We use model gene networks in yeast cells to study a) the dynamics of basic transcriptional regulation, b) the molecular base of epigenetic inheritance of transcriptional states, and c) the mechanism(s) underlying age-related changes in cellular function and gene expression. Current projects include studies on:

a1) Global transcriptional co-activators and co-repressors (SAGA, Tup1/Ssn6) and their functional interactions with components of the basic transcriptional machinery (General transcription factors, Mediator complex).
a2) Chromatin mediated transcriptional regulation; chromatin remodeling activities (Swi/Snf, SWR-C) and histone variants (H2A.Z) disposition.

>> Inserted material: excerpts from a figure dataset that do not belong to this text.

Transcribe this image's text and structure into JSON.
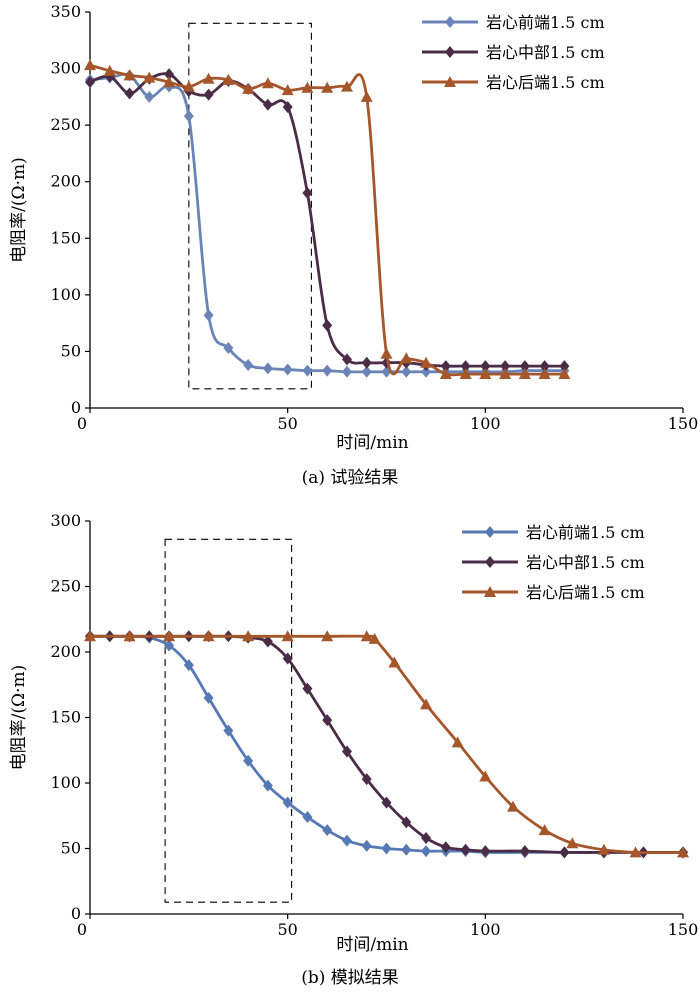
{
  "chart_data": [
    {
      "type": "line",
      "caption": "(a) 试验结果",
      "xlabel": "时间/min",
      "ylabel": "电阻率/(Ω·m)",
      "xlim": [
        0,
        150
      ],
      "ylim": [
        0,
        350
      ],
      "xticks": [
        0,
        50,
        100,
        150
      ],
      "yticks": [
        0,
        50,
        100,
        150,
        200,
        250,
        300,
        350
      ],
      "highlight_region": {
        "x": [
          25,
          56
        ],
        "y": [
          17,
          340
        ]
      },
      "series": [
        {
          "name": "岩心前端1.5 cm",
          "color": "#6b84b8",
          "marker": "diamond",
          "x": [
            0,
            5,
            10,
            15,
            20,
            25,
            30,
            35,
            40,
            45,
            50,
            55,
            60,
            65,
            70,
            75,
            80,
            85,
            90,
            95,
            100,
            105,
            110,
            115,
            120
          ],
          "y": [
            290,
            292,
            294,
            275,
            284,
            258,
            82,
            53,
            38,
            35,
            34,
            33,
            33,
            32,
            32,
            32,
            32,
            32,
            32,
            32,
            32,
            32,
            33,
            33,
            33
          ]
        },
        {
          "name": "岩心中部1.5 cm",
          "color": "#4a2c46",
          "marker": "diamond",
          "x": [
            0,
            5,
            10,
            15,
            20,
            25,
            30,
            35,
            40,
            45,
            50,
            55,
            60,
            65,
            70,
            75,
            80,
            85,
            90,
            95,
            100,
            105,
            110,
            115,
            120
          ],
          "y": [
            288,
            293,
            278,
            291,
            295,
            280,
            277,
            289,
            282,
            268,
            266,
            190,
            73,
            43,
            40,
            40,
            40,
            38,
            37,
            37,
            37,
            37,
            37,
            37,
            37
          ]
        },
        {
          "name": "岩心后端1.5 cm",
          "color": "#a5562a",
          "marker": "triangle",
          "x": [
            0,
            5,
            10,
            15,
            20,
            25,
            30,
            35,
            40,
            45,
            50,
            55,
            60,
            65,
            70,
            75,
            80,
            85,
            90,
            95,
            100,
            105,
            110,
            115,
            120
          ],
          "y": [
            303,
            298,
            294,
            292,
            288,
            284,
            291,
            290,
            282,
            287,
            281,
            283,
            283,
            284,
            275,
            48,
            44,
            40,
            30,
            30,
            30,
            30,
            30,
            30,
            30
          ]
        }
      ]
    },
    {
      "type": "line",
      "caption": "(b) 模拟结果",
      "xlabel": "时间/min",
      "ylabel": "电阻率/(Ω·m)",
      "xlim": [
        0,
        150
      ],
      "ylim": [
        0,
        300
      ],
      "xticks": [
        0,
        50,
        100,
        150
      ],
      "yticks": [
        0,
        50,
        100,
        150,
        200,
        250,
        300
      ],
      "highlight_region": {
        "x": [
          19,
          51
        ],
        "y": [
          9,
          286
        ]
      },
      "series": [
        {
          "name": "岩心前端1.5 cm",
          "color": "#5679b5",
          "marker": "diamond",
          "x": [
            0,
            5,
            10,
            15,
            20,
            25,
            30,
            35,
            40,
            45,
            50,
            55,
            60,
            65,
            70,
            75,
            80,
            85,
            90,
            95,
            100,
            110,
            120,
            130,
            140,
            150
          ],
          "y": [
            212,
            212,
            212,
            211,
            205,
            190,
            165,
            140,
            117,
            98,
            85,
            74,
            64,
            56,
            52,
            50,
            49,
            48,
            48,
            48,
            47,
            47,
            47,
            47,
            47,
            47
          ]
        },
        {
          "name": "岩心中部1.5 cm",
          "color": "#4a2c46",
          "marker": "diamond",
          "x": [
            0,
            5,
            10,
            15,
            20,
            25,
            30,
            35,
            40,
            45,
            50,
            55,
            60,
            65,
            70,
            75,
            80,
            85,
            90,
            95,
            100,
            110,
            120,
            130,
            140,
            150
          ],
          "y": [
            212,
            212,
            212,
            212,
            212,
            212,
            212,
            212,
            211,
            208,
            195,
            172,
            148,
            124,
            103,
            85,
            70,
            58,
            51,
            49,
            48,
            48,
            47,
            47,
            47,
            47
          ]
        },
        {
          "name": "岩心后端1.5 cm",
          "color": "#a5562a",
          "marker": "triangle",
          "x": [
            0,
            10,
            20,
            30,
            40,
            50,
            60,
            70,
            72,
            77,
            85,
            93,
            100,
            107,
            115,
            122,
            130,
            138,
            150
          ],
          "y": [
            212,
            212,
            212,
            212,
            212,
            212,
            212,
            212,
            210,
            192,
            160,
            131,
            105,
            82,
            64,
            54,
            49,
            47,
            47
          ]
        }
      ]
    }
  ]
}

b1) Molecular mechanism(s) underlying epigenetic transmission of cellular memory; Identification of cytoplasmicaly inherited factors (signal transducers and/or regulators of DNA-binding transcriptional regulators) controlling transcriptional states in progeny cells.
b2) Principles on epigenetic inheritance of telomere silencing, used as a model for testing the concept of “self propagating chromatin structure”.

c1) Protein quality control machinery: sHsps, Hsp70, Hsp104 and the mechanism(s) of asymmetric segregation of damaged cellular proteins in aged cells.
c2) Age related decline of protein quality control and the molecular base of reduced ability of senescent cells to cope with external challenges.